Monday, May 16, 2005

Safety online

I have been reading Will's posts here and here on schools that have banned Xanga and similar sites. A constant theme is tht children/teens give out all sorts of personal information on those sites and are, therefore, just waiting for a pedophile to find them. So the schools don't allow access to the sites at school.

Now, I must preface my remarks by saying that I am a parent and a grandparent. I have been a teacher my whole life, it seems. I am very concerned about the safety and well-being of my own family and of all the children in the world. But I think we are making a mistake here with the line of reasoning used by the schools.

I think that the best protection that we can give our young people is to deal with the issues head on. Yes, there are pedophiles out there who may be reading their posts. So how can they learn to protect themselves? If students are out there using Xanga on their own with no one talking to them about how to do it responsibly, they are much more vulnerable than if they are blogging in school and learning about the dangers and the ways to avoid or at least limit the possible problems. They also have an adult to whom they can talk about things that happen on their blogs, like inapppropriate comments and such. Anne Davis writes in connection with her elementary school students:
The last time an inappropriate comment happened the student brought it to the attention of the Instructional Technology Specialist. Now that occurred because we had previously talked to the students about the possibility of receiving inappropriate comments. Together with the students we made a plan of action for how we would handle it. Basically we decided:

1. We would not respond to the irresponsible commenters. We would ignore them.
2. The student would report any inappropriate comments to the teacher.
3. The teachers would delete inappropriate comments, if they found them first but would discuss the matter with the owner of the blog and with the group, if appropriate.
4. We agreed that it was unfortunate that the commenter had not used common sense and we would try to set good examples on our blogs.

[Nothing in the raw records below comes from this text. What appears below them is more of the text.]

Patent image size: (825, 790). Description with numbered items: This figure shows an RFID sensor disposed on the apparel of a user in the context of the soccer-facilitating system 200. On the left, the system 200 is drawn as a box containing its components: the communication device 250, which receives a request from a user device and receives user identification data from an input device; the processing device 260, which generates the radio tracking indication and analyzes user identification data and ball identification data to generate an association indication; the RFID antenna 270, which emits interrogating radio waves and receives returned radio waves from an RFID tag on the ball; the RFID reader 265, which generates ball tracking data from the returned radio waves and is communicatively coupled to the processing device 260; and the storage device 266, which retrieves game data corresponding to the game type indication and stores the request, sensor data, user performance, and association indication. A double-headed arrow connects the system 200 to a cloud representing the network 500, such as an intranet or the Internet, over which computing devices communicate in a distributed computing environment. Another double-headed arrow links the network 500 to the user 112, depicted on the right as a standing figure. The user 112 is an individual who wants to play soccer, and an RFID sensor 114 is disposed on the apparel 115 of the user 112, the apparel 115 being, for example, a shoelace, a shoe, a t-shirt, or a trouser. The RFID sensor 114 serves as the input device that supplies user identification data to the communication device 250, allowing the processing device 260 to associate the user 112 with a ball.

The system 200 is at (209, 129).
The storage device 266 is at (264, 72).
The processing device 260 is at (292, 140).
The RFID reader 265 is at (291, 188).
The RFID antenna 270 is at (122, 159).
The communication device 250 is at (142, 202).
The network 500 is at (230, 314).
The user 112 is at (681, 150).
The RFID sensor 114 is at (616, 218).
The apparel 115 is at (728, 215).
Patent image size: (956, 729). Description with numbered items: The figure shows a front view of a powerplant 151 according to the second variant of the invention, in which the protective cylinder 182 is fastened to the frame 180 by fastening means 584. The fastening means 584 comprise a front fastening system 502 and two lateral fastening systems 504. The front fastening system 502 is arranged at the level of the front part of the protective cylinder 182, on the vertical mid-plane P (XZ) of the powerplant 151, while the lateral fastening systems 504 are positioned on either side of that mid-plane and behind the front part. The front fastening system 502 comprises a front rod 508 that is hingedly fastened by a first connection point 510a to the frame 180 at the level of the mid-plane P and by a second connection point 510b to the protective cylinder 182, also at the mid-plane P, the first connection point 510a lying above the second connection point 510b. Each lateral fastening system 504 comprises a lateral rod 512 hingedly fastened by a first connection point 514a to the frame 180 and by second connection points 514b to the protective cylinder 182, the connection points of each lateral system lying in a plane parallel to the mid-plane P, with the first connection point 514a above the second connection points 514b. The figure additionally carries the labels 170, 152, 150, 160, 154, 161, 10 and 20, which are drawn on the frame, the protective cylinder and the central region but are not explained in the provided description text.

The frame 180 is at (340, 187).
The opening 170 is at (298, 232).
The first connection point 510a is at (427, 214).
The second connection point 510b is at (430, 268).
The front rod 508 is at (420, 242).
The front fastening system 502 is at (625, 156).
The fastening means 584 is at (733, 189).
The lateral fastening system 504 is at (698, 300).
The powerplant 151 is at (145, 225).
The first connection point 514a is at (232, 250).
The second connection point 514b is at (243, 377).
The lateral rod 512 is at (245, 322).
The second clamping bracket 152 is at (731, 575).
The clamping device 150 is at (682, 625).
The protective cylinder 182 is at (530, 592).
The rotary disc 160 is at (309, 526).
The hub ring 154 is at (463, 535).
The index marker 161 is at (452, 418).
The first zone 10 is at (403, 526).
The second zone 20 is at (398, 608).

If my grandson, who is almost nine, wanted to blog, I would much prefer that he do it with me or with his parents or his teacher to guide him than to think he was out there just doing it on his own.

Do we really think banning Xanga and similar sites from schools means the young people aren't out there using them? If anything, I would expect that more teens would try it out because it was banned!

It is reminiscent to me of the arguments about sex ed in schools or birth control for teens. If we ignore the "problem", it won't just go away.

1 comment:

Marilee Scott said...

This is such a tricky question because the adults who would like to try to police such use by their children or students are often so unable to understand either the technology or the impact that the technology is having on the way children live now.

I generally agree with you that informed discussion is the best way to manage problems down the road, but so many teachers and parents simply don't know what kinds of plusses and minusses there are in an online life--and think, not unreasonably, when it comes down to it, that the kind of publicness that comes with writing online might be inappropriate or dangerous for an child.